At which point my system locked up solid. No blue screen like the IntelliSync crashes, just a complete lack of keyboard or mouse response.

More rebooting...

I finally got the Memory Stick mounted and copied the files over. Now I had the applications and most of the data that I needed on the Clié. So what did I get for my labors? (I was at three hours by now, enough to buy a small PDA if I were billing a client for this...)

The first thing I noticed is that compared to the screen on my Jornada, or even the screen on my Toshiba e570, the Clié screen seemed cramped and milky. Too much white and not enough black, and the sub-pixel anti-aliased fonts in Palm Reader Pro were distinctly gray compared to the black, crisp text in Palm Reader Pro on my Jornada. Even though I had more pixels, I was distinctly aware of having less space. Maybe this is why iPaq fans crow so much about the iPaq's 3.8 inch screen compared to the 3.5 inch screens of most other Pocket PCs.

I also quickly ran into another bugaboo of PalmOS, file conversions. I had a lot of saved web articles and web forum discussions that I wanted to read on my PDA, and while I would have just opened the raw HTML on my Jornada, the Clié required me to manually convert them all to PalmDoc or iSilo format. You could make the argument that by default, Word and Excel files are converted by ActiveSync to their simpler Pocket PC formats, but at least this is done automatically with no user intervention required.

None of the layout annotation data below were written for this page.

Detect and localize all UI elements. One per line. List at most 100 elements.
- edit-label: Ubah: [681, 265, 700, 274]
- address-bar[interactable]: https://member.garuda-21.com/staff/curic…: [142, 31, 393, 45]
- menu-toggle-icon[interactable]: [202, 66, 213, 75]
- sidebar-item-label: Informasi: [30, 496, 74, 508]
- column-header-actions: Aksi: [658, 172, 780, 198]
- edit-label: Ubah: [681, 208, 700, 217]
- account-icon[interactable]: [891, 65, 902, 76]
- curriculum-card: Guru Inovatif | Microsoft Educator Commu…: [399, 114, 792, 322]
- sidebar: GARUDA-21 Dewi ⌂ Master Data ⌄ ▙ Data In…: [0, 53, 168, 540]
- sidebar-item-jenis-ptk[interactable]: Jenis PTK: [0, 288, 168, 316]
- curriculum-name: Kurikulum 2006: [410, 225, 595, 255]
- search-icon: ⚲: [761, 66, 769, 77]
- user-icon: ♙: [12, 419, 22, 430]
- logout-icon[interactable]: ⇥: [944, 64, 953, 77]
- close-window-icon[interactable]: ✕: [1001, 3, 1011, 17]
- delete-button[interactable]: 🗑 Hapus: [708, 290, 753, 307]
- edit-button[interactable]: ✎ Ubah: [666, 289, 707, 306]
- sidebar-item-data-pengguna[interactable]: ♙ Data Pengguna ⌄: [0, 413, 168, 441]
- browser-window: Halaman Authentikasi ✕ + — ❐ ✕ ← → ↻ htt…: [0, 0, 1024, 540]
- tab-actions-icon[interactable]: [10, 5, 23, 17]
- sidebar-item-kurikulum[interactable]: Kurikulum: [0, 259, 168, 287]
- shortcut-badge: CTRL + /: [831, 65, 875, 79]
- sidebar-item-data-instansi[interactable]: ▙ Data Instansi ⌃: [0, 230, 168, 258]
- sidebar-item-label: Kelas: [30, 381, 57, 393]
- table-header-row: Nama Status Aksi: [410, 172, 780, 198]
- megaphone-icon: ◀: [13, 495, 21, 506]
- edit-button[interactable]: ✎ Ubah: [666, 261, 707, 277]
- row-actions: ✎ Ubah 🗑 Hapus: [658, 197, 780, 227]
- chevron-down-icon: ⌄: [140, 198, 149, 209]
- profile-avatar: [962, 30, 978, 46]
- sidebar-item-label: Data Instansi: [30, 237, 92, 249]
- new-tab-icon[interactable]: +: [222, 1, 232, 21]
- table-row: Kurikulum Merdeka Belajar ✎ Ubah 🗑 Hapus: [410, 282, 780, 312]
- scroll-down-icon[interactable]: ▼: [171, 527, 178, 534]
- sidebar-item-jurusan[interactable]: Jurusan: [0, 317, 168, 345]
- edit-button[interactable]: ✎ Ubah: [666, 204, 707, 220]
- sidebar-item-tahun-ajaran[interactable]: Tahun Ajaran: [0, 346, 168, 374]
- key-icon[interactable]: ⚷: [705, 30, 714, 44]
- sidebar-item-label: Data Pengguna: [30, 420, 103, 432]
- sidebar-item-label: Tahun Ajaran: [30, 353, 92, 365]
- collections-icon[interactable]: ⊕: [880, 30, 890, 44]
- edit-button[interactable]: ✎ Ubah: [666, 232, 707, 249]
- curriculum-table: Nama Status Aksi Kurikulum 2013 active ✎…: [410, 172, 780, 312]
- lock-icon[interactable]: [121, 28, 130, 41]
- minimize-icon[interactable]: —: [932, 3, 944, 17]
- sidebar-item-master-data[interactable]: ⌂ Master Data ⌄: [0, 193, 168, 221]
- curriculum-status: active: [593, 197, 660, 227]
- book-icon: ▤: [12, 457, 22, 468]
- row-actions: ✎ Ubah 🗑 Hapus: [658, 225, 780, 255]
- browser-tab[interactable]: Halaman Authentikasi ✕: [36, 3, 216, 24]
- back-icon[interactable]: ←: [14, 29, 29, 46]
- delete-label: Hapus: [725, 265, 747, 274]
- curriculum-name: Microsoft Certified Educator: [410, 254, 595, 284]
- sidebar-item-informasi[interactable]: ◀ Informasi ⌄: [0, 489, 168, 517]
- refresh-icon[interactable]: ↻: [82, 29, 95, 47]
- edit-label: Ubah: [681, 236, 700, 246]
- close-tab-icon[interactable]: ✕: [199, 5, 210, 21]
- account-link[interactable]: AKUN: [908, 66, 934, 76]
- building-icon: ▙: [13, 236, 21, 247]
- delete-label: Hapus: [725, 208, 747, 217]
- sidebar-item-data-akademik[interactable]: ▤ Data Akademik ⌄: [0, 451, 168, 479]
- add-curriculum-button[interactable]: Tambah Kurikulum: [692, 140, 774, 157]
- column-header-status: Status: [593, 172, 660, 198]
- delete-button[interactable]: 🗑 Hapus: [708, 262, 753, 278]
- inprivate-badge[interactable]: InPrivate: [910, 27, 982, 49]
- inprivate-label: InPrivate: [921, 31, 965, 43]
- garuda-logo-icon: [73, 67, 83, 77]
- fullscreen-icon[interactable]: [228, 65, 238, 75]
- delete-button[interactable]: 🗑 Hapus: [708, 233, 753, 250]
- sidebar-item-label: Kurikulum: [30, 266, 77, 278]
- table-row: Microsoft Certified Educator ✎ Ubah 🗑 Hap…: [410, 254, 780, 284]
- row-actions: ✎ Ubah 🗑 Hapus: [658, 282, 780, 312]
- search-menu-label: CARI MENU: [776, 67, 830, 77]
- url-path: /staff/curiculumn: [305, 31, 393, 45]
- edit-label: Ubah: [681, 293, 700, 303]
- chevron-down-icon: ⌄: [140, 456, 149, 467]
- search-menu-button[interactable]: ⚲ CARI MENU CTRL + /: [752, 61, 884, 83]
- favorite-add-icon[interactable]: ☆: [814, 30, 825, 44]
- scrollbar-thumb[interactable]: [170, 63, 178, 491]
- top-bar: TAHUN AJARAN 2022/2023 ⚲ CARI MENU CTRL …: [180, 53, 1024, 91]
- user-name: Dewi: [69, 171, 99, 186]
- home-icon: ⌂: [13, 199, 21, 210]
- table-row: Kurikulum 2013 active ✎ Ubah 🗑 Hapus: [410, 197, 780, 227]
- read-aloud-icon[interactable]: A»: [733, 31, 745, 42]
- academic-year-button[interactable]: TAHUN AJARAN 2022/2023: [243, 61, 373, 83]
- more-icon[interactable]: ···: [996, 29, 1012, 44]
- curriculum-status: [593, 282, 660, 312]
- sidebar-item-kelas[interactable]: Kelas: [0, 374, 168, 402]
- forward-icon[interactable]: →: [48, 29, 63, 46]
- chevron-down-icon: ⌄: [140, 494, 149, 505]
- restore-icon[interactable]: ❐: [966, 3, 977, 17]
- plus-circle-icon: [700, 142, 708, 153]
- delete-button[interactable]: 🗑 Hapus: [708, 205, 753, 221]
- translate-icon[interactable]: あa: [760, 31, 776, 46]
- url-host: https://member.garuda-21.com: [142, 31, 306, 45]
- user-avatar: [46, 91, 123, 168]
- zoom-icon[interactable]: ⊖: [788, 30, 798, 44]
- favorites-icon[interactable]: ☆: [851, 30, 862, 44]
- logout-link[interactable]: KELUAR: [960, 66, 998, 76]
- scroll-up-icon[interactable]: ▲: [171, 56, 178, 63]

Something else I noticed was how long I was waiting for HotSync to finish every time I had to sync something. Not only is HotSync a manual process, initiated by pushing a button (compared to ActiveSync's automatically keeping things in sync every time something changes on either the PC or the Pocket PC), but because PalmOS doesn't support multitasking, my PDA is useless for as long as the HotSync process takes. I've gotten into the habit of reading an ebook or checking my schedule while my Pocket PC syncs in the cradle, but I can't do that with the Clié.

After nearly five hours of tinkering, I gave up in frustration. My Clié N710C is just too hard to set up and configure and maintain for me to use it as a "second primary" PDA. I'll still install stuff to the Clié and play around with it, but I can't carry it alone. All my "real" data will stay on my Pocket PC, which will always be with me even when I'm carrying the Clié. I realize things might be easier with my new dream Clié, the NR-70V, which runs PalmOS 4.1 and can sync USB natively, and that if I went out and bought PocketMirror or DataViz's Desktop To Go to sync with Outlook instead of IntelliSync, I might have better luck. I'll revisit that if and when I get an NR-70V. For now, though, I'm sticking with my Pocket PC. It's just simpler.